Obama's Anticipated Immigration Plan

Obama's Anticipated Immigration Plan

As early as this week, officials said, Mr. Obama is expected to announce plans to shield up to five million people from deportation and provide work permits for many of them. Mr. Obama’s actions come after a concerted lobbying campaign by immigration advocates demanding presidential action in the face of 400,000 deportations every year.  The announcement of this plan could be pushed off until next month but not be delayed to next year.

According to administration officials who have direct knowledge of the plan, Mr. Obama’s executive action will be three-fold: order changes that will significantly refocus the activities of the government’s 12,000 immigration agents,protect illegal immigrants who came to the United States as children, and make clear deportation should still be the policy for convicted criminals.

A key piece of the order will allow many parents of children who are American citizens or legal residents to obtain legal work documents and no longer worry about being discovered, separated from their families and sent away.  That part alone could affect as many as 3.3 million people who have been living in the United States illegally for at least five years, according to an analysis by the Migration Policy Institute.

Moreover, an expansion of Mr. Obama's "deferred action" program (DACA) that went into place in the summer of 2012 is considered to be a likely component of Mr. Obama's immigration action. DACA delayed deportation proceedings for undocumented immigrants who were brought to the United States by their parents as children.

Mr. Obama’s actions will also expand opportunities for legal immigrants who have high-tech skills, revamp the ‘Secure Communities’ immigration enforcement program, and provide clearer guidance to the agencies that enforce immigration laws about who should be a low priority for deportation, especially those with strong family ties and no serious criminal history.

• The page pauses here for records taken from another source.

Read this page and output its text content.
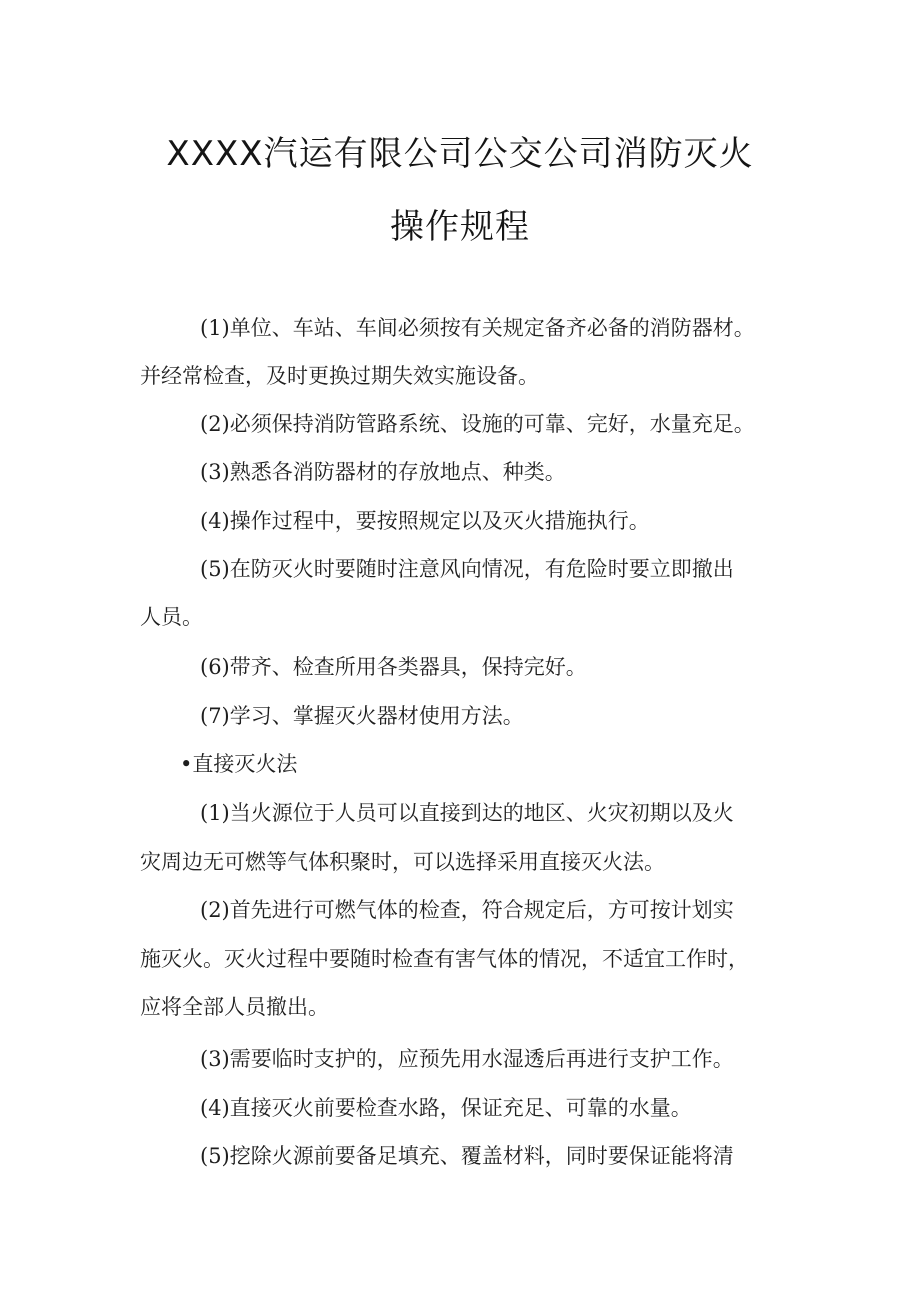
XXXX汽运有限公司公交公司消防灭火
操作规程
(1)单位、车站、车间必须按有关规定备齐必备的消防器材。
并经常检查，及时更换过期失效实施设备。
(2)必须保持消防管路系统、设施的可靠、完好，水量充足。
(3)熟悉各消防器材的存放地点、种类。
(4)操作过程中，要按照规定以及灭火措施执行。
(5)在防灭火时要随时注意风向情况，有危险时要立即撤出
人员。
(6)带齐、检查所用各类器具，保持完好。
(7)学习、掌握灭火器材使用方法。
•直接灭火法
(1)当火源位于人员可以直接到达的地区、火灾初期以及火
灾周边无可燃等气体积聚时，可以选择采用直接灭火法。
(2)首先进行可燃气体的检查，符合规定后，方可按计划实
施灭火。灭火过程中要随时检查有害气体的情况，不适宜工作时，
应将全部人员撤出。
(3)需要临时支护的，应预先用水湿透后再进行支护工作。
(4)直接灭火前要检查水路，保证充足、可靠的水量。
(5)挖除火源前要备足填充、覆盖材料，同时要保证能将清
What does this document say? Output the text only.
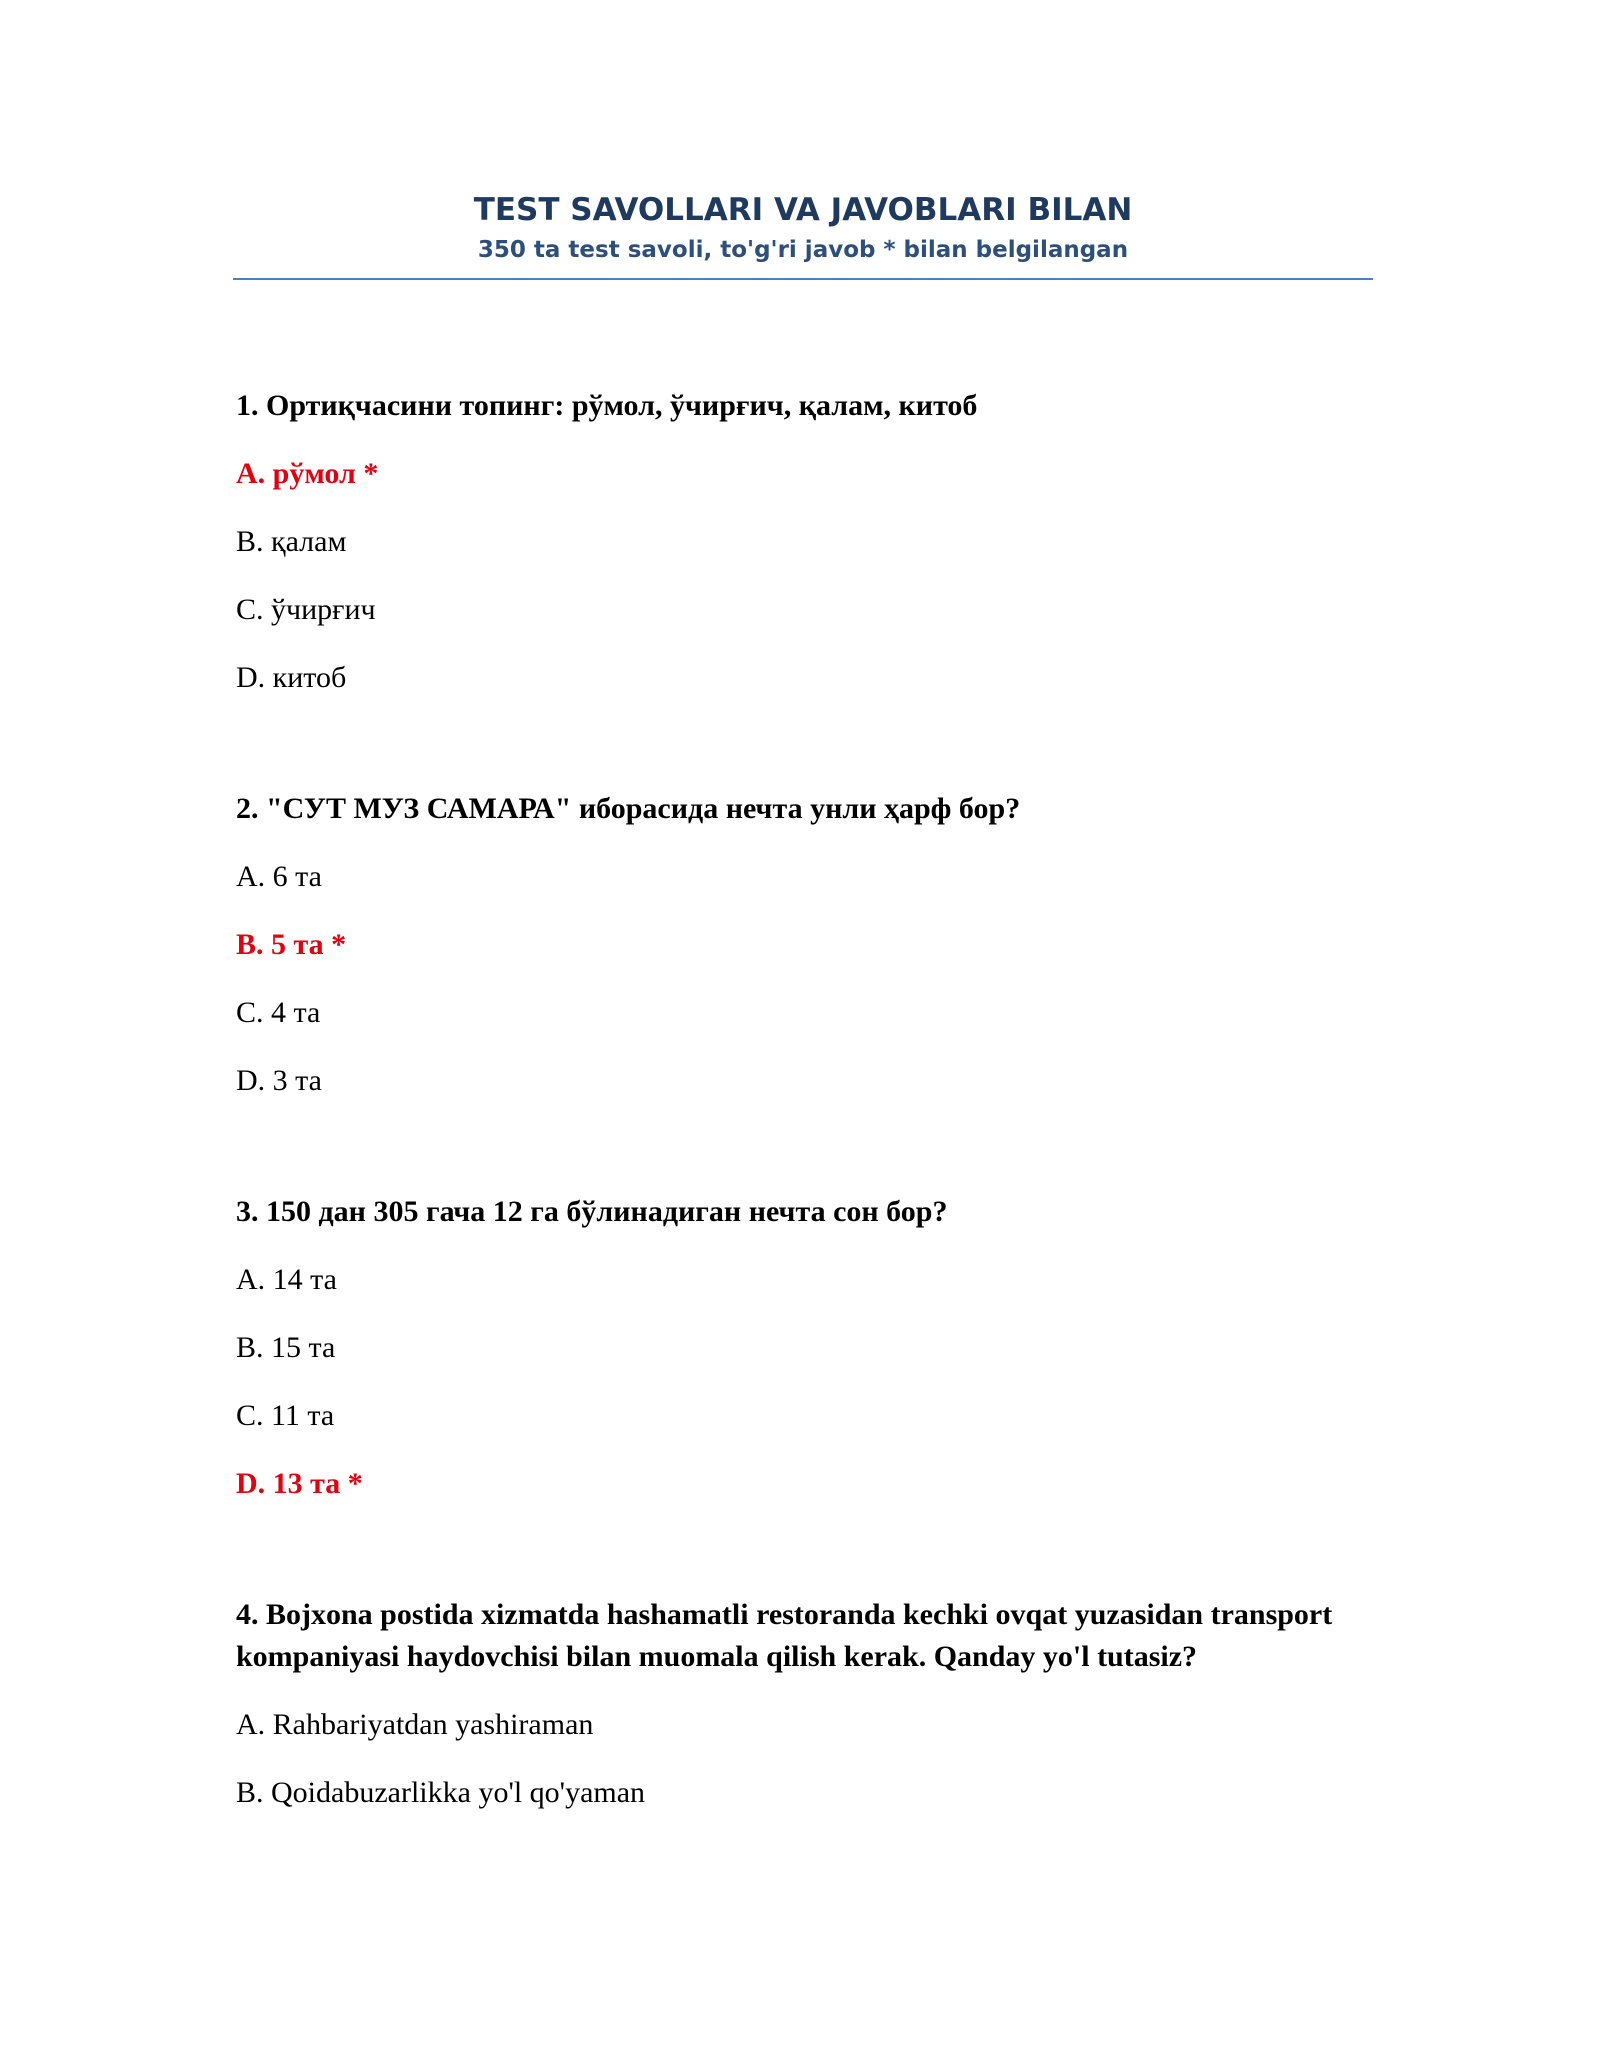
TEST SAVOLLARI VA JAVOBLARI BILAN
350 ta test savoli, to'g'ri javob * bilan belgilangan
1. Ортиқчасини топинг: рўмол, ўчирғич, қалам, китоб
A . рўмол *
B . қалам
C . ўчирғич
D . китоб
2. "СУТ МУЗ САМАРА" иборасида нечта унли ҳарф бор?
A . 6 та
B . 5 та *
C . 4 та
D . 3 та
3. 150 дан 305 гача 12 га бўлинадиган нечта сон бор?
A . 14 та
B . 15 та
C . 11 та
D . 13 та *
4. Bojxona postida xizmatda hashamatli restoranda kechki ovqat yuzasidan transport kompaniyasi haydovchisi bilan muomala qilish kerak. Qanday yo'l tutasiz?
A . Rahbariyatdan yashiraman
B . Qoidabuzarlikka yo'l qo'yaman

The executive  action Mr. Obama will take soon will far short of the overhaul envisioned by the Senate bill, and it will not provide any formal, lasting immigration status, much less a pathway to citizenship.  Mr. Obama said that in recent months, he had received legal advice from Attorney General Eric H. Holder Jr. about the limits of what he can do to reshape the immigration system. And at least for the next two years, Mr. Obama hopes, he can have authorities that can improve the system, can allow the government to shift more resources to the border rather than separating families, and therefore exercise his duties to improve the system that everybody acknowledges is broken.